Brink's struggled because of pricing pressure after the financial crash — banks would no longer pay the premiums that the company had been accustomed to demanding, according to investor SouthernSun Asset Management. The company and its competitors had to figure out a better cost structure, and Brink's competitors figured it out first, which led to the Starboard investment and turnaround plan.
"They hung their hat on being the premium player and thinking 'people need to pay us. Our trucks are bigger and better than anyone and our security people can shoot straighter,'" said SouthernSun senior analyst and principal Phillip Cook. "When Doug came in as a turnaround guy ... We knew there was lots of low-hanging fruit. They are by no means finished with that, but they are on it. The opportunity for cash flow improvement is significantly higher than from organic growth alone. "They don't need it growing double digits. We are OK with low- to mid-single digits because of the margin opportunity."
"People talk about the cashless society for real reasons. There is real new technology that is coming into the market," Phillip Cook said. "But there is an interesting, false correlation where people say, 'Look, Brink's is not able to grow like they used to because people are not using cash anymore," Cook said.
Conversion to mobile payments "won't just happen overnight," Brink's CEO Pertz said.
Alphabet CEO Sundar Pichai remarked on the tech giant's recent earnings call that a big growth opportunity is payments in emerging markets. "We do see unique opportunities in these markets ... payments as a good example.

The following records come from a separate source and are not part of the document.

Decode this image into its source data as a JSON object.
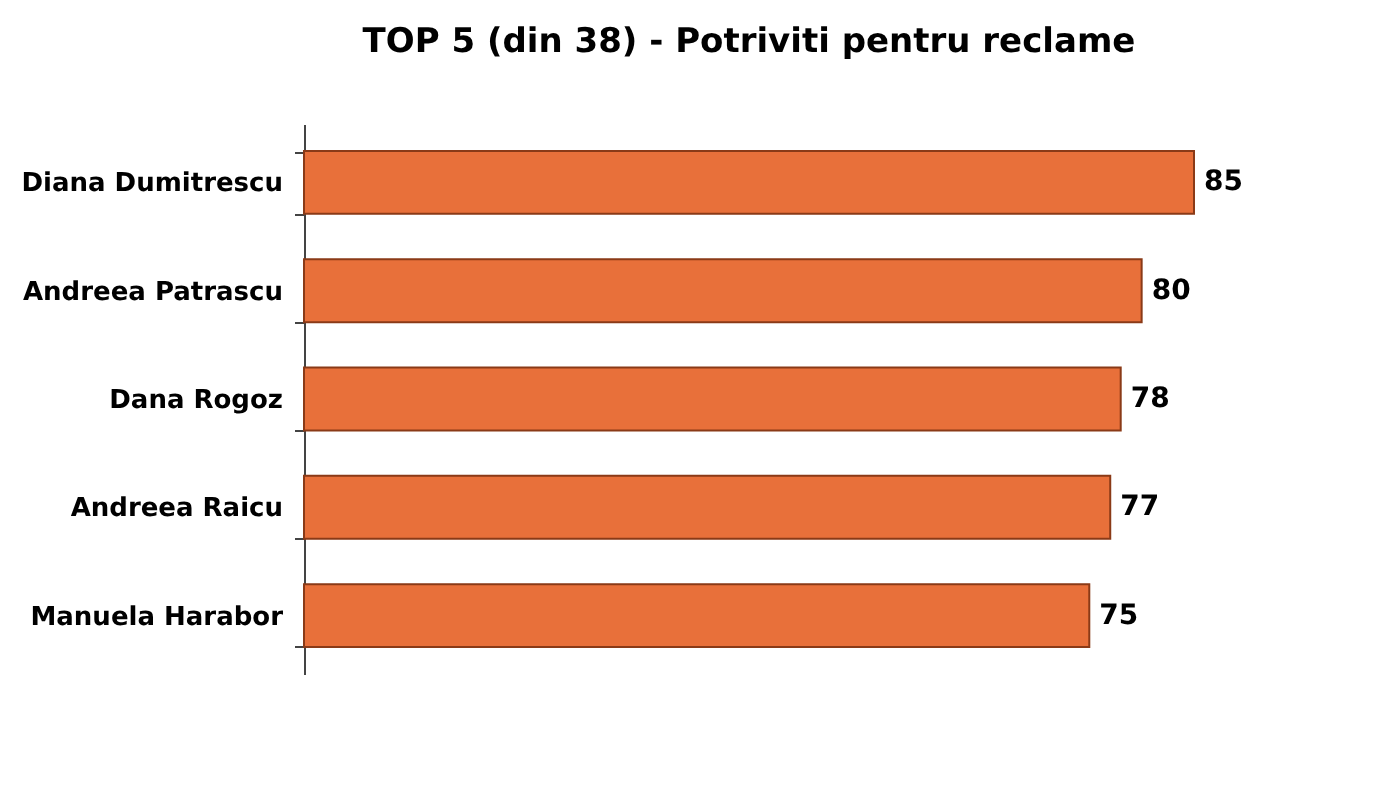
{
  "chart_data": {
    "type": "bar",
    "orientation": "horizontal",
    "title": "TOP 5 (din 38) - Potriviti pentru reclame",
    "categories": [
      "Diana Dumitrescu",
      "Andreea Patrascu",
      "Dana Rogoz",
      "Andreea Raicu",
      "Manuela Harabor"
    ],
    "values": [
      85,
      80,
      78,
      77,
      75
    ],
    "color": "#e8703a",
    "data_labels": true
  }
}
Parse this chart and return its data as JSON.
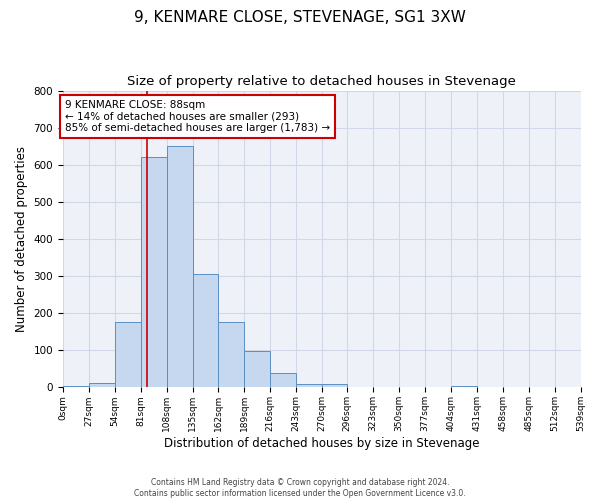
{
  "title": "9, KENMARE CLOSE, STEVENAGE, SG1 3XW",
  "subtitle": "Size of property relative to detached houses in Stevenage",
  "xlabel": "Distribution of detached houses by size in Stevenage",
  "ylabel": "Number of detached properties",
  "bin_edges": [
    0,
    27,
    54,
    81,
    108,
    135,
    162,
    189,
    216,
    243,
    270,
    296,
    323,
    350,
    377,
    404,
    431,
    458,
    485,
    512,
    539
  ],
  "bar_heights": [
    5,
    12,
    175,
    620,
    650,
    307,
    175,
    97,
    40,
    10,
    10,
    0,
    0,
    0,
    0,
    5,
    0,
    0,
    0,
    0
  ],
  "bar_color": "#c5d8f0",
  "bar_edge_color": "#5a8fc3",
  "property_value": 88,
  "vline_color": "#cc0000",
  "annotation_line1": "9 KENMARE CLOSE: 88sqm",
  "annotation_line2": "← 14% of detached houses are smaller (293)",
  "annotation_line3": "85% of semi-detached houses are larger (1,783) →",
  "annotation_box_edge": "#cc0000",
  "ylim": [
    0,
    800
  ],
  "yticks": [
    0,
    100,
    200,
    300,
    400,
    500,
    600,
    700,
    800
  ],
  "grid_color": "#d0d8e8",
  "footer_line1": "Contains HM Land Registry data © Crown copyright and database right 2024.",
  "footer_line2": "Contains public sector information licensed under the Open Government Licence v3.0.",
  "bg_color": "#eef2f8",
  "title_fontsize": 11,
  "subtitle_fontsize": 9.5
}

And you've seen us address that exclusively with Google Tez in India. And so we will look to do more like that. ... There is a lot of innovation, which is going to happen from these countries, both for their own markets and for the world beyond. And we want to be in a position to do that well."
Apple Pay has been dogged by criticism about a much slower-than-expected adoption rate — "a hell of a lot slower" than anticipated, Pertz said — but its use tripled in Apple's most recent reported quarter from a year ago. Apple CEO Tim Cook called out Apple Pay's growth in the recent earnings: 24 global markets, 4,900 banking partners and "well over 1 billion transactions last quarter, triple the amount from just a year ago." Cook said it was more "mobile" transactions than "great companies" like PayPal are doing, but overall PayPal conducted 2.3 billion transactions in the quarter ended June 30. Gross payment volume at Square was over $21 billion in the second quarter.

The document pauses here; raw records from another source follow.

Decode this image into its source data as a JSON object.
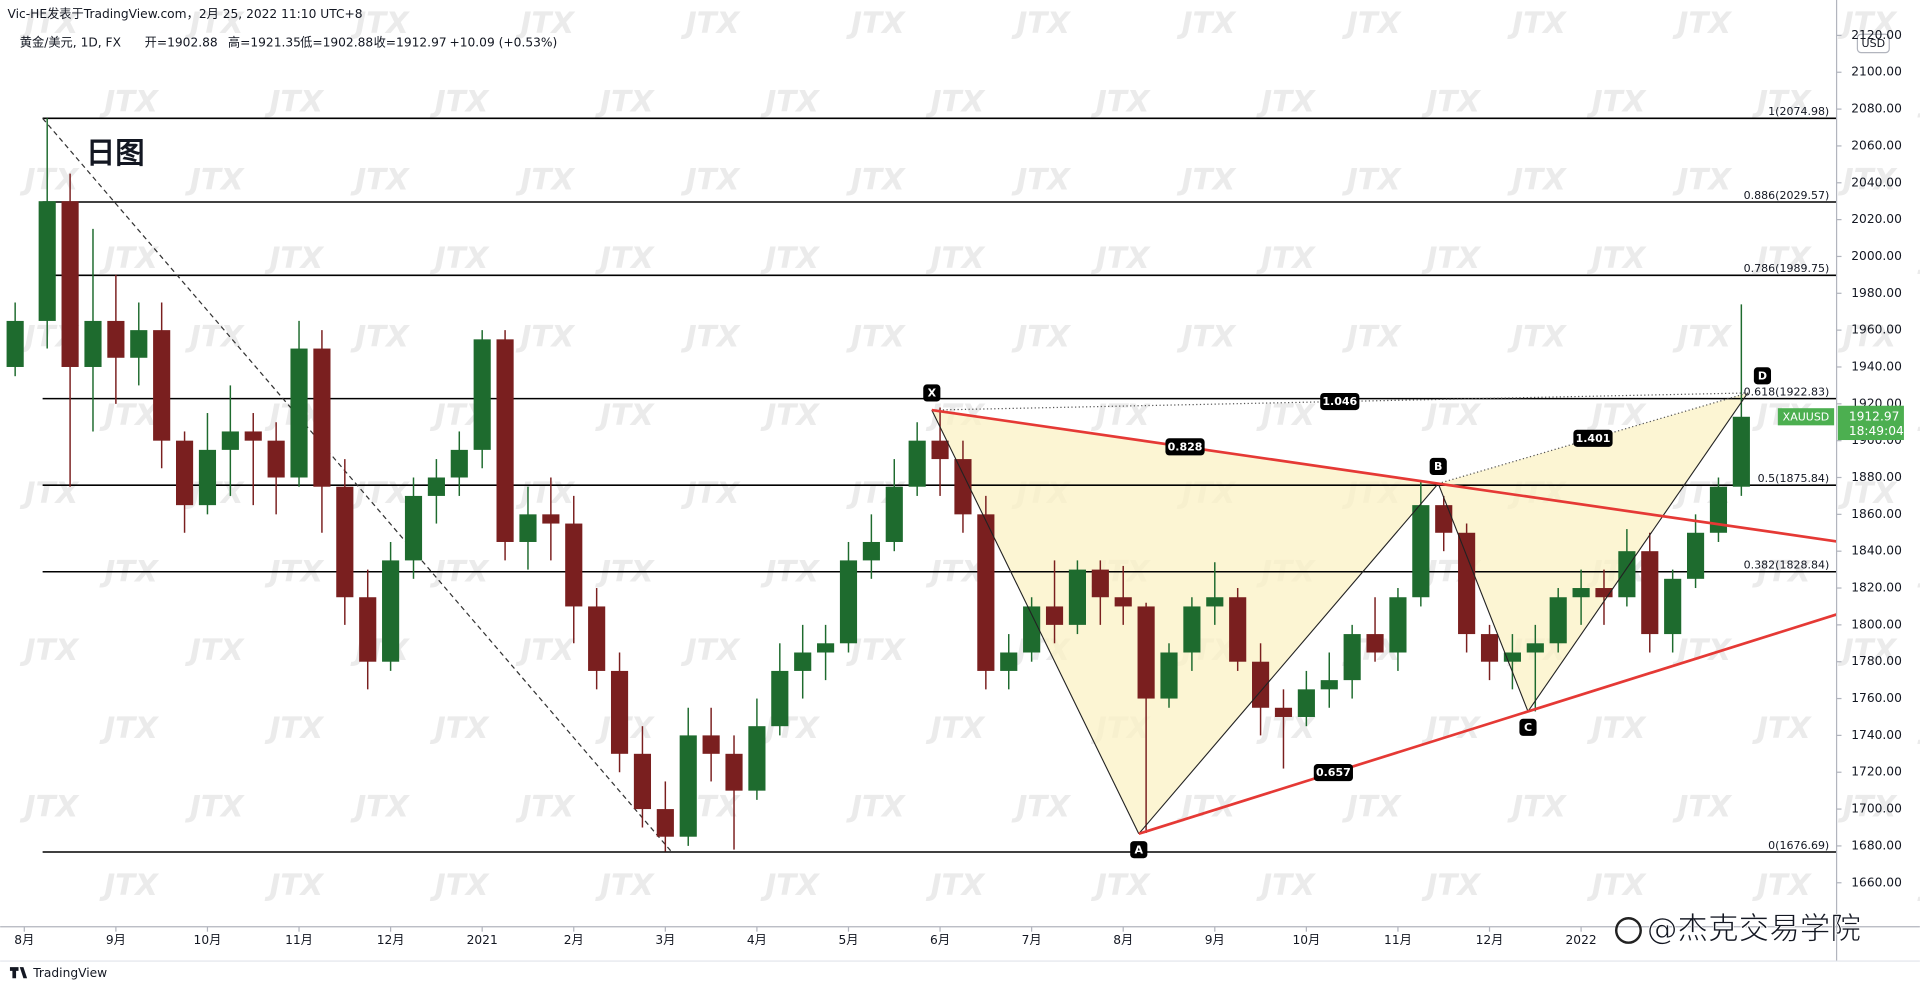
{
  "header": {
    "author_line": "Vic-HE发表于TradingView.com，2月 25, 2022 11:10 UTC+8",
    "symbol": "黄金/美元, 1D, FX",
    "open": "开=1902.88",
    "high": "高=1921.35",
    "low": "低=1902.88",
    "close": "收=1912.97",
    "change": "+10.09 (+0.53%)"
  },
  "chart_data": {
    "type": "candlestick",
    "title": "日图",
    "symbol": "XAUUSD",
    "currency": "USD",
    "last_price": 1912.97,
    "countdown": "18:49:04",
    "colors": {
      "up": "#1e6b2e",
      "down": "#7a1f1f",
      "tag": "#4caf50"
    },
    "x": [
      -0.1,
      0.25,
      0.5,
      0.75,
      1,
      1.25,
      1.5,
      1.75,
      2,
      2.25,
      2.5,
      2.75,
      3,
      3.25,
      3.5,
      3.75,
      4,
      4.25,
      4.5,
      4.75,
      5,
      5.25,
      5.5,
      5.75,
      6,
      6.25,
      6.5,
      6.75,
      7,
      7.25,
      7.5,
      7.75,
      8,
      8.25,
      8.5,
      8.75,
      9,
      9.25,
      9.5,
      9.75,
      10,
      10.25,
      10.5,
      10.75,
      11,
      11.25,
      11.5,
      11.75,
      12,
      12.25,
      12.5,
      12.75,
      13,
      13.25,
      13.5,
      13.75,
      14,
      14.25,
      14.5,
      14.75,
      15,
      15.25,
      15.5,
      15.75,
      16,
      16.25,
      16.5,
      16.75,
      17,
      17.25,
      17.5,
      17.75,
      18,
      18.25,
      18.5,
      18.75
    ],
    "open": [
      1940,
      1965,
      2030,
      1940,
      1965,
      1945,
      1960,
      1900,
      1865,
      1895,
      1905,
      1900,
      1880,
      1950,
      1875,
      1815,
      1780,
      1835,
      1870,
      1880,
      1895,
      1955,
      1845,
      1860,
      1855,
      1810,
      1775,
      1730,
      1700,
      1685,
      1740,
      1730,
      1710,
      1745,
      1775,
      1785,
      1790,
      1835,
      1845,
      1875,
      1900,
      1890,
      1860,
      1775,
      1785,
      1810,
      1800,
      1830,
      1815,
      1810,
      1760,
      1785,
      1810,
      1815,
      1780,
      1755,
      1750,
      1765,
      1770,
      1795,
      1785,
      1815,
      1865,
      1850,
      1795,
      1780,
      1785,
      1790,
      1815,
      1820,
      1815,
      1840,
      1795,
      1825,
      1850,
      1875
    ],
    "high": [
      1975,
      2075,
      2045,
      2015,
      1990,
      1975,
      1975,
      1905,
      1915,
      1930,
      1915,
      1910,
      1965,
      1960,
      1890,
      1830,
      1845,
      1880,
      1890,
      1905,
      1960,
      1960,
      1875,
      1880,
      1870,
      1820,
      1785,
      1745,
      1715,
      1755,
      1755,
      1740,
      1760,
      1790,
      1800,
      1800,
      1845,
      1860,
      1890,
      1910,
      1918,
      1900,
      1870,
      1795,
      1815,
      1835,
      1835,
      1835,
      1832,
      1812,
      1790,
      1815,
      1834,
      1820,
      1790,
      1765,
      1775,
      1785,
      1800,
      1815,
      1820,
      1878,
      1870,
      1855,
      1800,
      1795,
      1800,
      1820,
      1830,
      1830,
      1852,
      1850,
      1830,
      1860,
      1880,
      1974
    ],
    "low": [
      1935,
      1950,
      1875,
      1905,
      1920,
      1930,
      1885,
      1850,
      1860,
      1870,
      1865,
      1860,
      1875,
      1850,
      1800,
      1765,
      1775,
      1825,
      1855,
      1870,
      1885,
      1835,
      1830,
      1835,
      1790,
      1765,
      1720,
      1690,
      1677,
      1680,
      1715,
      1678,
      1705,
      1740,
      1760,
      1770,
      1785,
      1825,
      1840,
      1870,
      1870,
      1850,
      1765,
      1765,
      1780,
      1790,
      1795,
      1800,
      1800,
      1687,
      1755,
      1775,
      1800,
      1775,
      1740,
      1722,
      1745,
      1755,
      1760,
      1780,
      1775,
      1810,
      1840,
      1785,
      1770,
      1765,
      1753,
      1785,
      1800,
      1800,
      1810,
      1785,
      1785,
      1820,
      1845,
      1870
    ],
    "close": [
      1965,
      2030,
      1940,
      1965,
      1945,
      1960,
      1900,
      1865,
      1895,
      1905,
      1900,
      1880,
      1950,
      1875,
      1815,
      1780,
      1835,
      1870,
      1880,
      1895,
      1955,
      1845,
      1860,
      1855,
      1810,
      1775,
      1730,
      1700,
      1685,
      1740,
      1730,
      1710,
      1745,
      1775,
      1785,
      1790,
      1835,
      1845,
      1875,
      1900,
      1890,
      1860,
      1775,
      1785,
      1810,
      1800,
      1830,
      1815,
      1810,
      1760,
      1785,
      1810,
      1815,
      1780,
      1755,
      1750,
      1765,
      1770,
      1795,
      1785,
      1815,
      1865,
      1850,
      1795,
      1780,
      1785,
      1790,
      1815,
      1820,
      1815,
      1840,
      1795,
      1825,
      1850,
      1875,
      1912.97
    ],
    "xlim": [
      -0.13,
      19.79
    ],
    "xticks": [
      {
        "value": 0,
        "label": "8月"
      },
      {
        "value": 1,
        "label": "9月"
      },
      {
        "value": 2,
        "label": "10月"
      },
      {
        "value": 3,
        "label": "11月"
      },
      {
        "value": 4,
        "label": "12月"
      },
      {
        "value": 5,
        "label": "2021"
      },
      {
        "value": 6,
        "label": "2月"
      },
      {
        "value": 7,
        "label": "3月"
      },
      {
        "value": 8,
        "label": "4月"
      },
      {
        "value": 9,
        "label": "5月"
      },
      {
        "value": 10,
        "label": "6月"
      },
      {
        "value": 11,
        "label": "7月"
      },
      {
        "value": 12,
        "label": "8月"
      },
      {
        "value": 13,
        "label": "9月"
      },
      {
        "value": 14,
        "label": "10月"
      },
      {
        "value": 15,
        "label": "11月"
      },
      {
        "value": 16,
        "label": "12月"
      },
      {
        "value": 17,
        "label": "2022"
      }
    ],
    "ylim": [
      1636.1,
      2124.6
    ],
    "yticks": [
      {
        "value": 1660,
        "label": "1660.00"
      },
      {
        "value": 1680,
        "label": "1680.00"
      },
      {
        "value": 1700,
        "label": "1700.00"
      },
      {
        "value": 1720,
        "label": "1720.00"
      },
      {
        "value": 1740,
        "label": "1740.00"
      },
      {
        "value": 1760,
        "label": "1760.00"
      },
      {
        "value": 1780,
        "label": "1780.00"
      },
      {
        "value": 1800,
        "label": "1800.00"
      },
      {
        "value": 1820,
        "label": "1820.00"
      },
      {
        "value": 1840,
        "label": "1840.00"
      },
      {
        "value": 1860,
        "label": "1860.00"
      },
      {
        "value": 1880,
        "label": "1880.00"
      },
      {
        "value": 1900,
        "label": "1900.00"
      },
      {
        "value": 1920,
        "label": "1920.00"
      },
      {
        "value": 1940,
        "label": "1940.00"
      },
      {
        "value": 1960,
        "label": "1960.00"
      },
      {
        "value": 1980,
        "label": "1980.00"
      },
      {
        "value": 2000,
        "label": "2000.00"
      },
      {
        "value": 2020,
        "label": "2020.00"
      },
      {
        "value": 2040,
        "label": "2040.00"
      },
      {
        "value": 2060,
        "label": "2060.00"
      },
      {
        "value": 2080,
        "label": "2080.00"
      },
      {
        "value": 2100,
        "label": "2100.00"
      },
      {
        "value": 2120,
        "label": "2120.00"
      }
    ],
    "fib": {
      "x": [
        0.2,
        7.07
      ],
      "levels": [
        {
          "value": 2074.98,
          "label": "1(2074.98)"
        },
        {
          "value": 2029.57,
          "label": "0.886(2029.57)"
        },
        {
          "value": 1989.75,
          "label": "0.786(1989.75)"
        },
        {
          "value": 1922.83,
          "label": "0.618(1922.83)"
        },
        {
          "value": 1875.84,
          "label": "0.5(1875.84)"
        },
        {
          "value": 1828.84,
          "label": "0.382(1828.84)"
        },
        {
          "value": 1676.69,
          "label": "0(1676.69)"
        }
      ]
    },
    "pattern": {
      "points": [
        {
          "label": "X",
          "x": 9.91,
          "y": 1916.6
        },
        {
          "label": "A",
          "x": 12.17,
          "y": 1686.6
        },
        {
          "label": "B",
          "x": 15.44,
          "y": 1876.7
        },
        {
          "label": "C",
          "x": 16.42,
          "y": 1753
        },
        {
          "label": "D",
          "x": 18.82,
          "y": 1925.9
        }
      ],
      "ratios": [
        1.046,
        0.828,
        1.401,
        0.657
      ],
      "fill": "#fbf1c4",
      "trend_color": "#e53935"
    },
    "watermark": "JTX"
  },
  "footer": {
    "brand": "TradingView",
    "signature": "@杰克交易学院"
  }
}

PayPal's Schulman told the Times that "people are slowly but surely moving away from cash."
"Maybe cash isn't shrinking, but is going to be gone in 20 years. I don't know when. Certainly long-, long-term there are headwinds," Phillip Cook said.
Pertz is thinking in terms of multiyear financial targets rather than looking out decades.
World events also can send a sudden reminder of cash's critical role in the every day, even at a time of rapid innovation. "Look at Puerto Rico, where all the ATMs went down for days," Pertz said. "We rushed in with some competitors, truckloads of cash to help the society continue to operate. Federal regulation requires that all banks have a certain amount of cash available same day. They don't do that with cryptocurrency or Venmo cards," he said. "We're in a cash business today that's big."